Last Sunday morning found me five miles from home with the sun still low over the horizon and the day thinking about warming up. I had just passed that point where the rhythm of the run finally overwhelmed my incessant internal chatter. My watch vibrated the mile split, but I didn’t look at the pace. What mattered was the taste of the wind blowing in from the south and the soothing crunch of my footfalls on the dirt road.
I was in a similar place two weeks ago, but my reason for the morning long run had changed, as had my attitude.
Two weeks ago I was in the early stages of a marathon build-up and feeling stressed that I wasn’t going far enough and wasn’t yet fit enough. This week I was going long because it is the best way I know of escaping from and dealing with the stress of deadlines, change and uncertainty. In the interim, I had decided that this was not the right time in my life for another marathon; that I needed to reclaim running as a stress reliever, not a source of additional angst.

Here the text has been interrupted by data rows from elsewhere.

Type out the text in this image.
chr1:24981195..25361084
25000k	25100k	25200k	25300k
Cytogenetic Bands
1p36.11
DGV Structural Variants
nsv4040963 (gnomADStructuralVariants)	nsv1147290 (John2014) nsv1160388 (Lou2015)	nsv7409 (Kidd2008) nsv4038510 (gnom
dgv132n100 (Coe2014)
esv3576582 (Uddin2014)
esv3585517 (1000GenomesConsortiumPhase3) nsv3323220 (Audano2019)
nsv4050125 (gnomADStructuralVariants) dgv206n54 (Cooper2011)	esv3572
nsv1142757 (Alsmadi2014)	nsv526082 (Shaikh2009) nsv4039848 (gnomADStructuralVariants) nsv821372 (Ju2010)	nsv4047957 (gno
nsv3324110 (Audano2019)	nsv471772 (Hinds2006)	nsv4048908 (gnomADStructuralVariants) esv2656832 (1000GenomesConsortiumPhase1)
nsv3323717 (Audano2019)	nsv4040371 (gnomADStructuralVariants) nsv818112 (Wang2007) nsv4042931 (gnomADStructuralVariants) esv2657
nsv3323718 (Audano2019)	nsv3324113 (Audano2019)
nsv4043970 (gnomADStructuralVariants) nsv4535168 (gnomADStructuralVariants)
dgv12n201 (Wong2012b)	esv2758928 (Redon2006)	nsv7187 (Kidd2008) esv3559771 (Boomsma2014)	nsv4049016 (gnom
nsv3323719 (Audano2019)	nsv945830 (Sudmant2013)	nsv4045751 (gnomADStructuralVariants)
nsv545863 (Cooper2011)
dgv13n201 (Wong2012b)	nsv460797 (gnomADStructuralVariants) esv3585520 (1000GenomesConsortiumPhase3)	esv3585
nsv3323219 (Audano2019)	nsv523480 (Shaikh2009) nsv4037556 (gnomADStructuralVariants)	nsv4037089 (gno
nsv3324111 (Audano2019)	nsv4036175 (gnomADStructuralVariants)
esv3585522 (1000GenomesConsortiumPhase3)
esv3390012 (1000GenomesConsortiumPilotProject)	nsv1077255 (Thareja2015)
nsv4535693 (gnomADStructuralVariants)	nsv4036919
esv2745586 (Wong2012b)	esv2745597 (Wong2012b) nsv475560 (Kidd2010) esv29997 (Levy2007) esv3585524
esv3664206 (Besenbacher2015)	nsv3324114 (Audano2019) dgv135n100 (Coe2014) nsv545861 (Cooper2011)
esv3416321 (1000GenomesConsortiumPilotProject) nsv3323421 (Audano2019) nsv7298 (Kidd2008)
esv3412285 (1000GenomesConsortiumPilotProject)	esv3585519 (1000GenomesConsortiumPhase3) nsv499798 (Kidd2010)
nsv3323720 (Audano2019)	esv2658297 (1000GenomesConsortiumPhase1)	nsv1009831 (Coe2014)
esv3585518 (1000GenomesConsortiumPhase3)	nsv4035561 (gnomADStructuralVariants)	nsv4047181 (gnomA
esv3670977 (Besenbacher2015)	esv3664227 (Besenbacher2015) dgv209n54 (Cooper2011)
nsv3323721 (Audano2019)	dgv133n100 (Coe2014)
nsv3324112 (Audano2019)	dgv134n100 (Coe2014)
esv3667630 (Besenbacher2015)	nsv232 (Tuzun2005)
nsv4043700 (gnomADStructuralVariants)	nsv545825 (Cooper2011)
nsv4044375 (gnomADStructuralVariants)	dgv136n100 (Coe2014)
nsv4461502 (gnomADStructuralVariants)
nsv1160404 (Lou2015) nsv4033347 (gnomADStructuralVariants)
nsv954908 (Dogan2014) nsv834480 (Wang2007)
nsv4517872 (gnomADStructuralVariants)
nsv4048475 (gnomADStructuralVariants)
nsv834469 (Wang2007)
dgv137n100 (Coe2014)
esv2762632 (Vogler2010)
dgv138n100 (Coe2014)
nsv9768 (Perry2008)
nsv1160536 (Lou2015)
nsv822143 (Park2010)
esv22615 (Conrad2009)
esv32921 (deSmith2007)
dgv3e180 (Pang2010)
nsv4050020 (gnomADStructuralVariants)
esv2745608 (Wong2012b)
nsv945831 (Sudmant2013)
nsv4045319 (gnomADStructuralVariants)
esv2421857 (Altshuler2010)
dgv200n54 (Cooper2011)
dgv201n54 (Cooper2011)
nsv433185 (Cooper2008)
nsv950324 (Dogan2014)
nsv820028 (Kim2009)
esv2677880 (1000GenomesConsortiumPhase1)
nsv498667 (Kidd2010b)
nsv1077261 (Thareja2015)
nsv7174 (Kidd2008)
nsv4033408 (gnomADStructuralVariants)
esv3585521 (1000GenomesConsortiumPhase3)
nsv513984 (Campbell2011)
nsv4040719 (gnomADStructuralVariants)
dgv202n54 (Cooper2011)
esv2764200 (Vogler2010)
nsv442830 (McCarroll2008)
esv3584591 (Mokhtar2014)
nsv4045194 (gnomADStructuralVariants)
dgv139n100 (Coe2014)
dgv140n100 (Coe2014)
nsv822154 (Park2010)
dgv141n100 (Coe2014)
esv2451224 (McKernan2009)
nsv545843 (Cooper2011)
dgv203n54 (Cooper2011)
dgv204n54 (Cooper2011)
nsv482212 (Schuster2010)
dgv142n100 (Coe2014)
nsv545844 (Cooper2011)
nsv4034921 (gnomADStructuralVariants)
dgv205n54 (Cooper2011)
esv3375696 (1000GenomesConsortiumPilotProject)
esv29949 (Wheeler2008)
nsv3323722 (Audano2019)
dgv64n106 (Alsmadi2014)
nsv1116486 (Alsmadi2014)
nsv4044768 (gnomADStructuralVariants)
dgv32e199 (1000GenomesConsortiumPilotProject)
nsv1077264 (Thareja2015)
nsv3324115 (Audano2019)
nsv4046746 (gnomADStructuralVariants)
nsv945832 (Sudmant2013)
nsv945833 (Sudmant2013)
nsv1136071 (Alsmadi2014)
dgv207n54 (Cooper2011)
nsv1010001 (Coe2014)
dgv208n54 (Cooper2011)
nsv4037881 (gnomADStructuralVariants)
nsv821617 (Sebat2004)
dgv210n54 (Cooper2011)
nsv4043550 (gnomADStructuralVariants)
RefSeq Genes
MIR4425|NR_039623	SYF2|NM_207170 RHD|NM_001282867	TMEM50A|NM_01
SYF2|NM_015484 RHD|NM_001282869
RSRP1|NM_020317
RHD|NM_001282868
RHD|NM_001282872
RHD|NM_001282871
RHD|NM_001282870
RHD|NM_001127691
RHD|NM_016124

Life’s pace ebbs and flows like the tide. Many times running has provided a welcome challenge when other aspects of life left me bored and listless. A looming marathon is always big and inspiring enough to provide a reason to get up in the morning, map out training plans, read the latest on carbo-loading, speed workouts and progression runs—and go to bed honorably tired.
At other times, however, I’m doing as much as I can to make it to the end of the day, nearly overwhelmed by the demands of work, relationships, life changes, threats of a global pandemic… At those times, the last thing I need is more complexity and urgency, something else to be behind on and worried about.
The decision wasn’t easy: I love racing, and I had a goal that was meaningful to me and hard to walk away from. I know, however, that sooner or later the tide of life will change, and there will be another time when I’ll need the structure and challenge of the marathon and have the time and mental bandwidth to do it well and feel good about it.
Having thrown the switch, the time I spend running is not much different right now. I still need to run often to stay healthy and sane; it is one of the few times in my day when I can step away and sort out the voices and demands. I’m still getting out six days a week, still doing one or two doubles, still going relatively long on Sunday morning. But each run is now something chosen and stolen from the busy schedule, a bonus to be cherished—not another item checked off the list of things to do, one that is not really enough if I’m going to succeed at the marathon.
While I may take my fitness out for a spin in shorter races come spring, for the moment I’ll enjoy running simply for its own sake—and appreciate its ability to always be what I need, no matter what my life is like at the time.